A simple plane graph is a type of graph that can be drawn on a plane without any edges crossing each other. The term 'simple' refers to the fact that such a graph does not contain any loops (edges that connect a vertex to itself) and does not have multiple edges between any two vertices — each pair of vertices is connected by at most one edge.

Understanding simple plane graphs is critical because they form the basis for many concepts in graph theory. They are used extensively in computer science, engineering, and mathematics to represent networks where cross-connections are not allowed or desirable. These graphs are also known for their beauty and symmetry, which is why they are often used in recreational mathematics and art.

One of the primary properties of a simple plane graph relates to its faces. When drawn on a plane, the edges of a simple plane graph divide the plane into regions called faces. The infinite region outside of the graph is also considered a face. Euler's Formula, which connects the number of vertices (V), edges (E), and faces (F) in a simple plane graph, becomes an elegant way to describe these interrelationships.

Vertex Degree

The concept of vertex degree in graph theory is essentially a count of how many edges are incident to—or touching—a vertex. For a simple graph, the degree of a vertex is simply the number of edges connected to it.

In the context of the exercise provided, the degree is particularly significant because the problem considers simple plane graphs where each vertex has a degree of at least three. This condition is crucial in making certain deductions about the graph's structure using Euler's formula.

For example, if we know that every vertex has a degree of at least three, we can infer that the total number of edges in the graph will be at least one and a half times the number of vertices.
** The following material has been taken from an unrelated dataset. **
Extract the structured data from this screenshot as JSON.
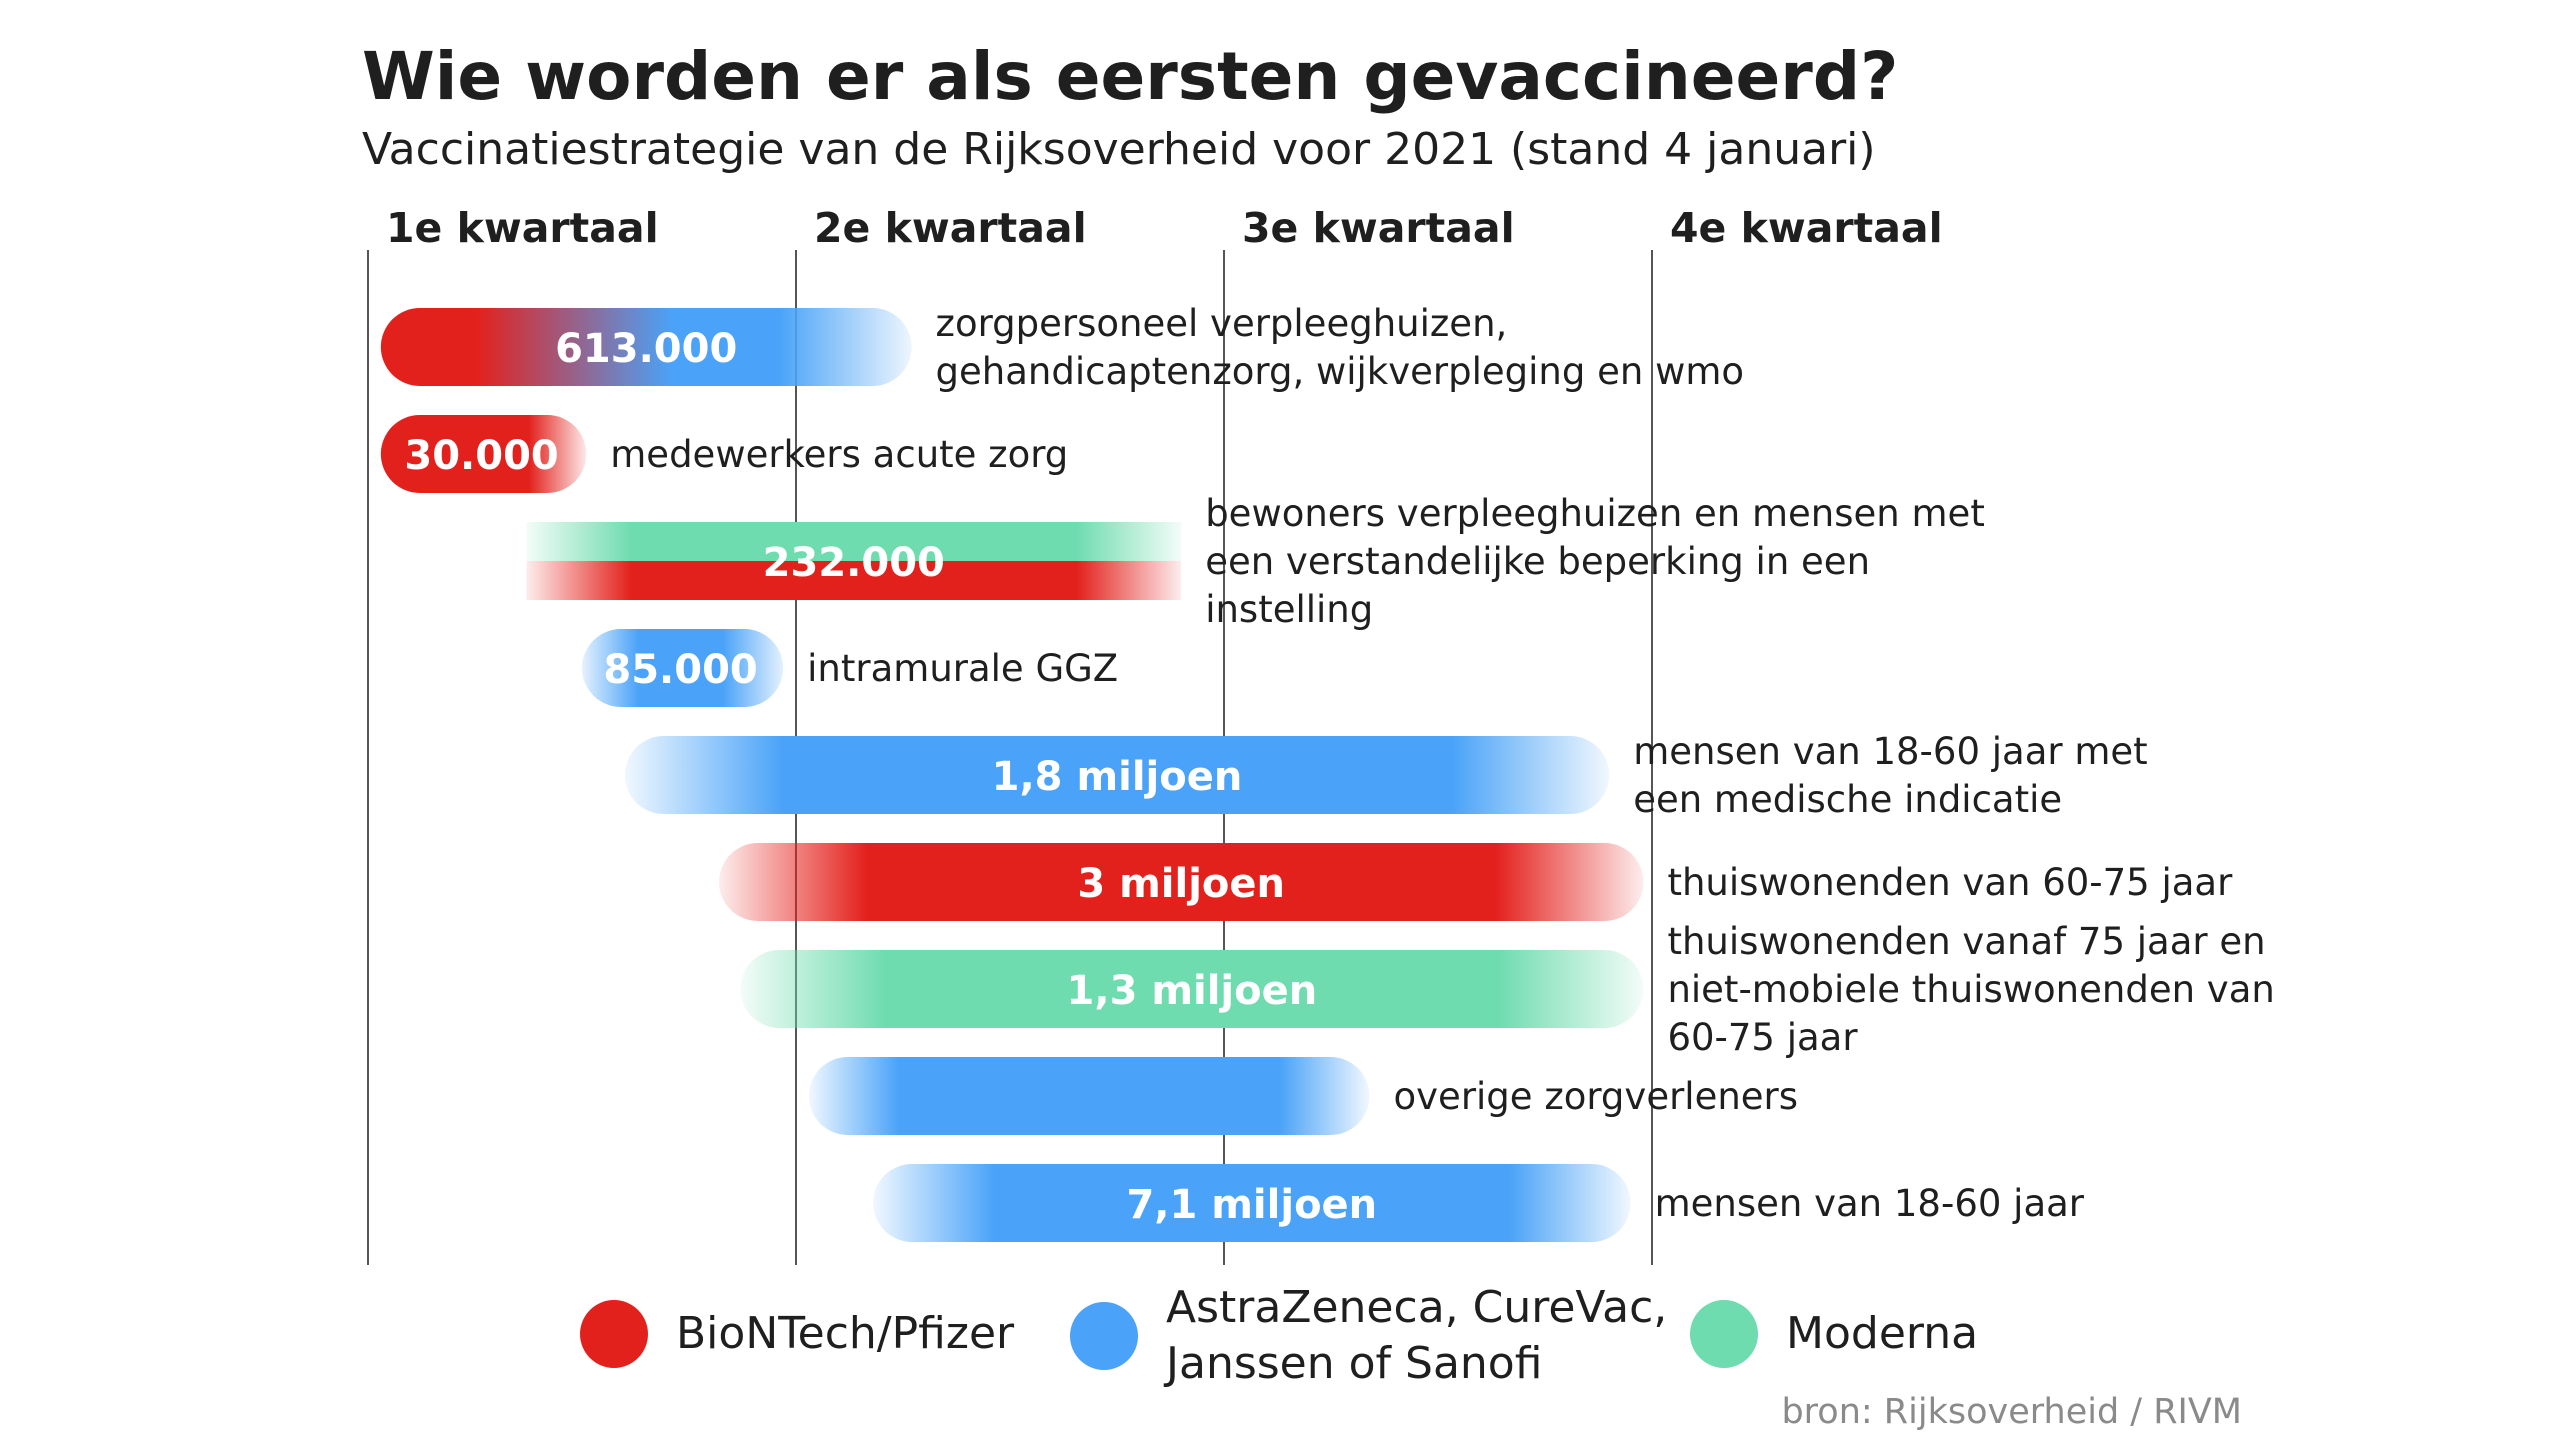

This is because each edge is counted twice in the sum of degrees (once for each end of the edge), which is a key detail in the problem-solving process. This characteristic helps establish lower bounds for edge count and plays a role in proving that such a graph must have a face bounded by at most four edges.

Graph Faces

Graph faces refer to the regions bounded by edges in a plane graph. In a simple plane graph, these faces are crucially important because they are part of the equation used in Euler’s formula (V - E + F = 2), where 'F' stands for the number of faces. Faces can be thought of as 'rooms' created by wall-like edges within the graph.

In the exercise, an understanding of graph faces is used to deduce certain properties of the graph. The requirement that each face be bounded by at least four edges would mean that every face consists of a polygon with at least four sides. However, by utilizing the constraints of Euler's formula, it is shown that there must be at least one face with four or fewer bounding edges.

The concept of faces is fascinating because it not only helps in proving theoretical propositions using Euler’s formula but also in visualizing and understanding the structure of a graph. Yet, the counter-example provided in the exercise demonstrates that these properties can have exceptions, exemplified by a graph that has exactly 12 faces but does not have any face bounded by four edges, illustrating the delicate balance between the number of vertices, edges, and faces in graph theory.